In September 2009, Ms Obama made headlines for an awkward faux paus: She hugged the British Queen during the G20 Summit in Pittsburgh.

“I laid a hand affectionately across her shoulder,” Ms Obama wrote. “I couldn’t have known it in the moment, but I was committing what would be deemed an epic faux pas.”

But the encounter between these two powerful ladies were anything but awkward.

In her book, Ms Obama revealed that she hugged the Queen after they both confessed how painful their shoes were at the moment.

“You’re so tall,” Her Majesty reportedly told the 5-foot-11 Princeton graduate, before pointing down on her Jimmy Choo shoes and asking if it hurt her feet. When the Queen admitted her own shoes were painful, the women bursted out laughing.

When the Queen and Ms Obama met again, Her Majesty invited her to sit with her in the backseat of a Range Rover. “Did they give you some rules about this?” the Queen reportedly told her. “That’s rubbish. Sit wherever you want.”

Ms Obama won’t be running for public office.
The Harvard Law graduate has sparked a lot of inquiries of whether or not a career in politics is in her future. She electrified Americans with her powerful, eloquent speeches about “going high” when others “go low,” referring to Mr Trump’s notably racist presidential campaign.
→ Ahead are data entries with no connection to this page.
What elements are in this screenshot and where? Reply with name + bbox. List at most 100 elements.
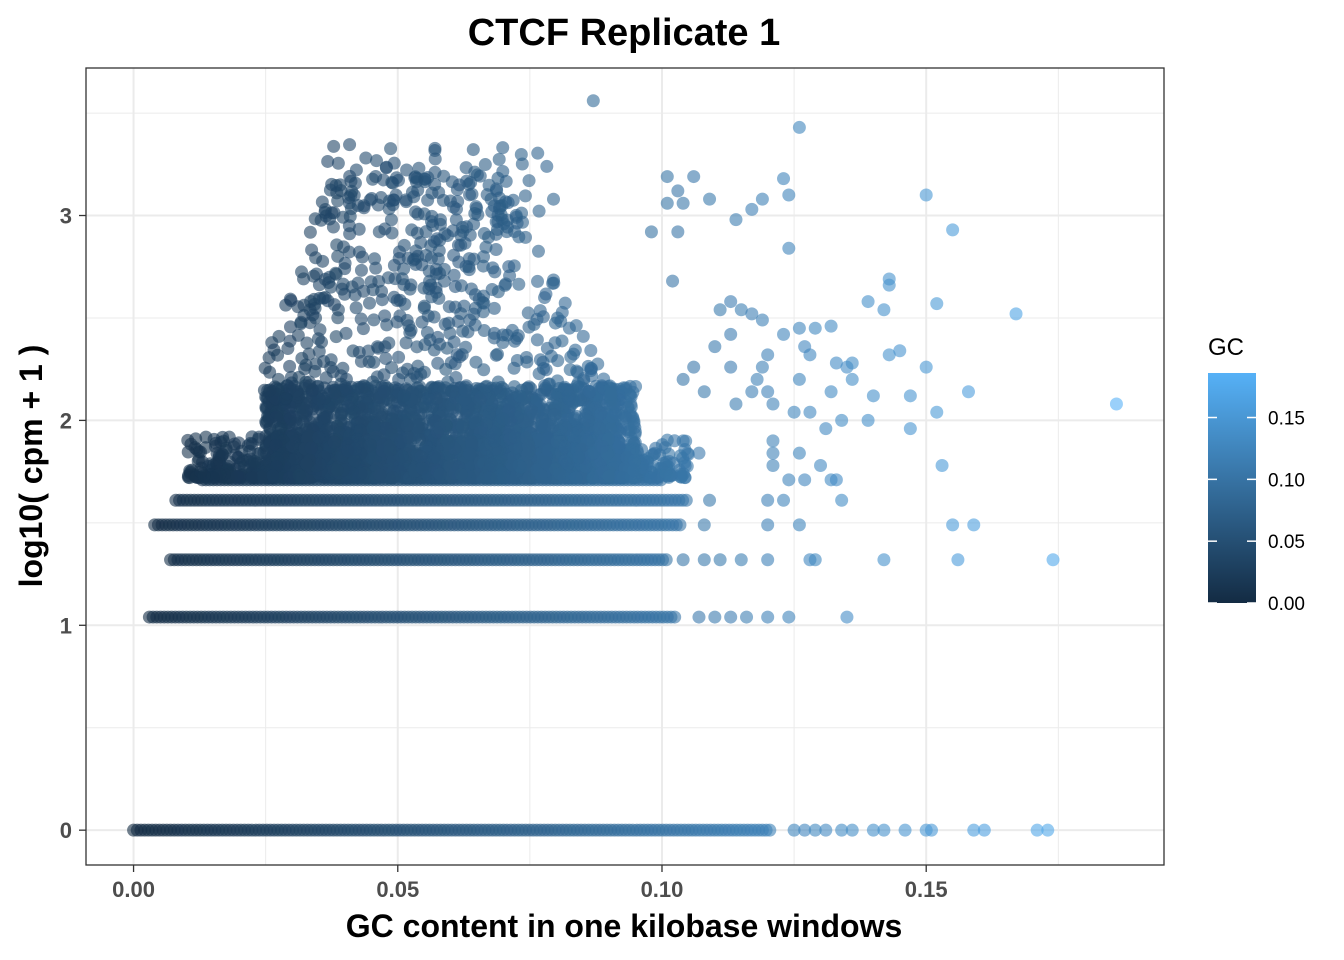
data-point (285, 439, 299, 453)
data-point (432, 185, 446, 199)
data-point (877, 553, 891, 567)
data-point (477, 227, 491, 241)
data-point (507, 380, 521, 394)
data-point (463, 447, 477, 461)
data-point (338, 256, 352, 270)
data-point (430, 232, 444, 246)
data-point (562, 388, 576, 402)
data-point (377, 384, 391, 398)
data-point (967, 823, 981, 837)
data-point (569, 471, 583, 485)
data-band (169, 493, 693, 507)
data-point (500, 328, 514, 342)
data-point (339, 326, 353, 340)
data-point (674, 468, 688, 482)
data-point (522, 174, 536, 188)
data-point (558, 296, 572, 310)
data-point (550, 391, 564, 405)
data-point (594, 407, 608, 421)
data-point (628, 454, 642, 468)
data-point (419, 249, 433, 263)
data-point (496, 141, 510, 155)
data-point (400, 418, 414, 432)
data-point (877, 823, 891, 837)
data-point (473, 393, 487, 407)
data-point (297, 298, 311, 312)
data-point (258, 361, 272, 375)
data-point (339, 382, 353, 396)
data-point (385, 361, 399, 375)
data-point (808, 553, 822, 567)
data-point (269, 410, 283, 424)
data-point (708, 610, 722, 624)
data-point (321, 154, 335, 168)
data-point (371, 405, 385, 419)
data-point (354, 467, 368, 481)
data-point (477, 250, 491, 264)
data-point (363, 438, 377, 452)
data-point (295, 265, 309, 279)
data-point (489, 227, 503, 241)
data-point (298, 362, 312, 376)
data-point (763, 823, 777, 837)
data-point (417, 301, 431, 315)
data-point (438, 317, 452, 331)
data-point (724, 610, 738, 624)
data-point (1046, 553, 1060, 567)
data-point (384, 142, 398, 156)
data-point (487, 326, 501, 340)
data-point (681, 446, 695, 460)
data-point (367, 355, 381, 369)
data-point (1030, 823, 1044, 837)
data-point (567, 347, 581, 361)
data-point (522, 471, 536, 485)
data-point (454, 467, 468, 481)
data-point (390, 171, 404, 185)
data-point (587, 471, 601, 485)
data-point (451, 238, 465, 252)
data-point (399, 195, 413, 209)
chart-title: CTCF Replicate 1 (468, 12, 781, 54)
data-point (349, 301, 363, 315)
data-point (487, 301, 501, 315)
data-point (245, 437, 259, 451)
data-point (520, 355, 534, 369)
data-point (379, 160, 393, 174)
data-point (655, 438, 669, 452)
data-point (439, 362, 453, 376)
data-point (312, 430, 326, 444)
data-point (227, 440, 241, 454)
data-point (616, 471, 630, 485)
data-point (263, 383, 277, 397)
data-point (420, 325, 434, 339)
data-point (369, 154, 383, 168)
data-point (334, 184, 348, 198)
data-point (409, 175, 423, 189)
data-point (597, 372, 611, 386)
data-point (866, 823, 880, 837)
data-point (352, 245, 366, 259)
data-point (489, 215, 503, 229)
data-point (630, 443, 644, 457)
data-point (383, 443, 397, 457)
data-point (181, 433, 195, 447)
data-point (546, 192, 560, 206)
data-point (511, 329, 525, 343)
data-point (428, 165, 442, 179)
data-point (613, 436, 627, 450)
data-point (657, 456, 671, 470)
data-point (476, 305, 490, 319)
data-point (583, 385, 597, 399)
data-band (164, 553, 673, 567)
data-point (396, 366, 410, 380)
data-point (321, 294, 335, 308)
data-point (331, 156, 345, 170)
data-point (337, 240, 351, 254)
data-point (782, 610, 796, 624)
data-point (490, 184, 504, 198)
data-point (448, 280, 462, 294)
data-point (271, 348, 285, 362)
data-point (531, 274, 545, 288)
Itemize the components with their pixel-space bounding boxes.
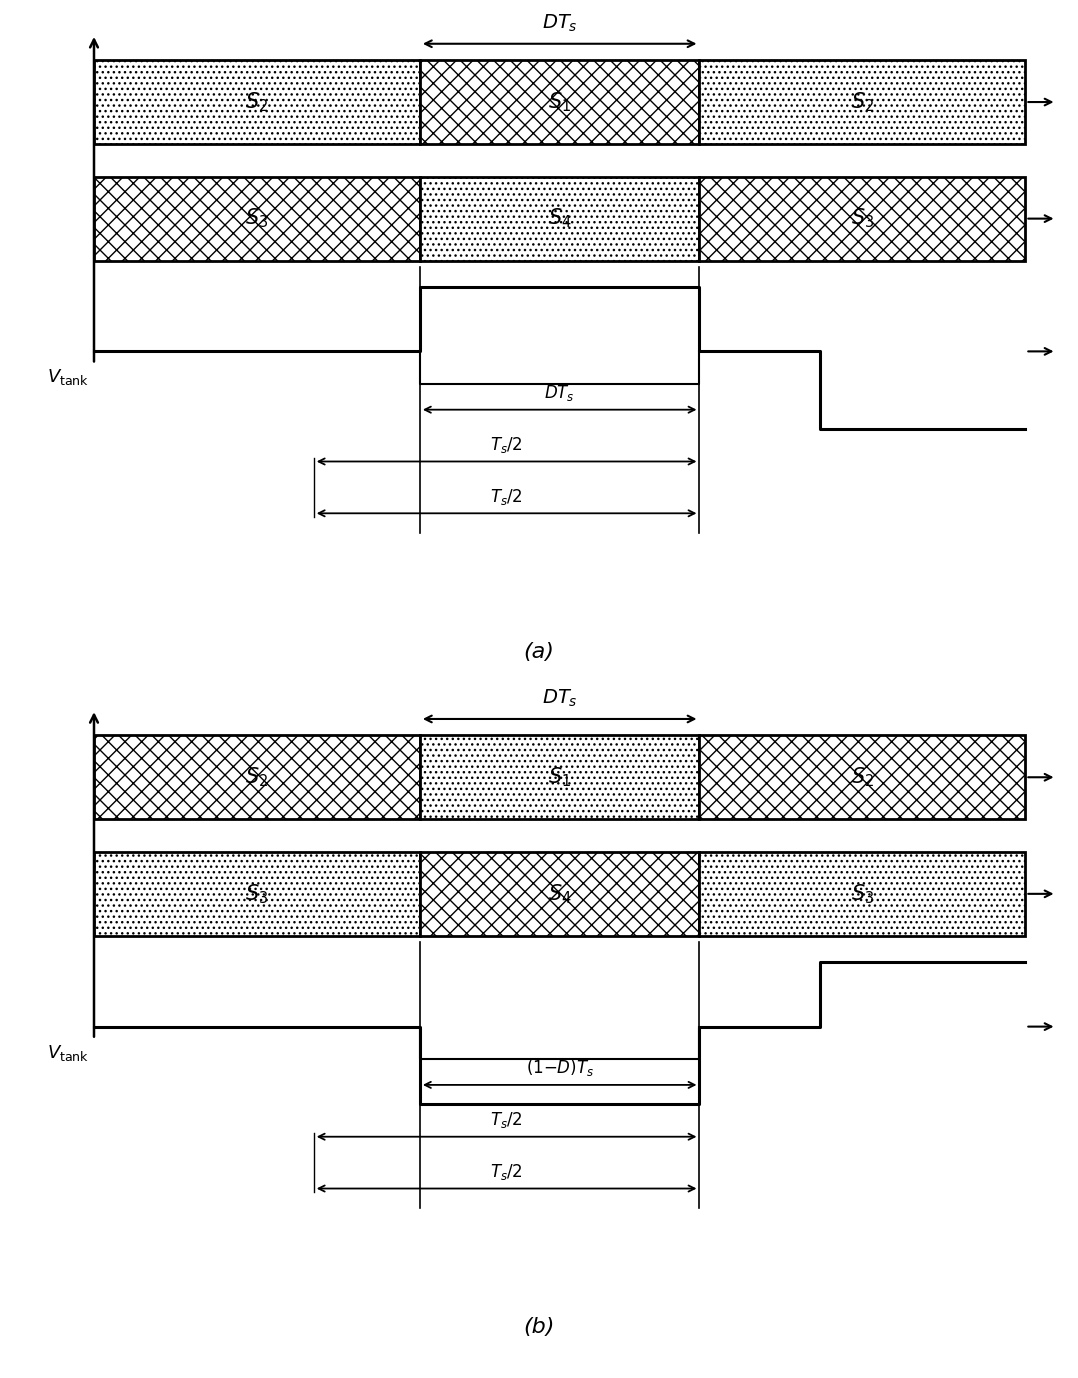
Text: $DT_s$: $DT_s$ xyxy=(542,12,578,34)
Text: $S_{3}$: $S_{3}$ xyxy=(851,882,874,905)
Bar xyxy=(94,736,420,820)
Bar xyxy=(700,176,1025,260)
Text: $S_{3}$: $S_{3}$ xyxy=(851,207,874,230)
Text: $DT_s$: $DT_s$ xyxy=(544,383,575,404)
Bar xyxy=(420,852,700,936)
Bar xyxy=(700,736,1025,820)
Bar xyxy=(700,59,1025,145)
Text: $(1{-}D)T_s$: $(1{-}D)T_s$ xyxy=(526,1057,594,1079)
Bar xyxy=(420,176,700,260)
Text: $S_{3}$: $S_{3}$ xyxy=(246,882,268,905)
Text: $S_{2}$: $S_{2}$ xyxy=(246,765,268,790)
Text: $S_{2}$: $S_{2}$ xyxy=(851,90,874,114)
Text: $V_{\rm tank}$: $V_{\rm tank}$ xyxy=(46,1043,88,1062)
Text: $V_{\rm tank}$: $V_{\rm tank}$ xyxy=(46,368,88,387)
Text: $T_s/2$: $T_s/2$ xyxy=(490,1162,523,1182)
Text: $S_{2}$: $S_{2}$ xyxy=(851,765,874,790)
Text: $T_s/2$: $T_s/2$ xyxy=(490,1111,523,1130)
Text: $S_{1}$: $S_{1}$ xyxy=(548,765,571,790)
Text: $S_{3}$: $S_{3}$ xyxy=(246,207,268,230)
Bar xyxy=(94,59,420,145)
Text: (a): (a) xyxy=(524,642,554,663)
Bar xyxy=(94,852,420,936)
Text: $DT_s$: $DT_s$ xyxy=(542,688,578,710)
Bar xyxy=(94,176,420,260)
Bar xyxy=(420,59,700,145)
Text: $T_s/2$: $T_s/2$ xyxy=(490,435,523,455)
Text: $T_s/2$: $T_s/2$ xyxy=(490,486,523,507)
Text: $S_{2}$: $S_{2}$ xyxy=(246,90,268,114)
Text: $S_{4}$: $S_{4}$ xyxy=(548,882,571,905)
Text: (b): (b) xyxy=(523,1317,555,1338)
Bar xyxy=(420,736,700,820)
Text: $S_{1}$: $S_{1}$ xyxy=(548,90,571,114)
Text: $S_{4}$: $S_{4}$ xyxy=(548,207,571,230)
Bar xyxy=(700,852,1025,936)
But in the epilogue of her memoir, Ms Obama made it clear: She has “no intention of running for office, ever.”

She believes she has found another method in resisting, or fighting for democracy.

“We all play a role in this democracy,” Ms Obama wrote. “We need to remember the power of every vote. I continue, too, to keep myself connected to a force that’s larger and more potent than any one election, or leader, or news story — and that’s optimism. For me, this is a form of faith, an antidote to fear.”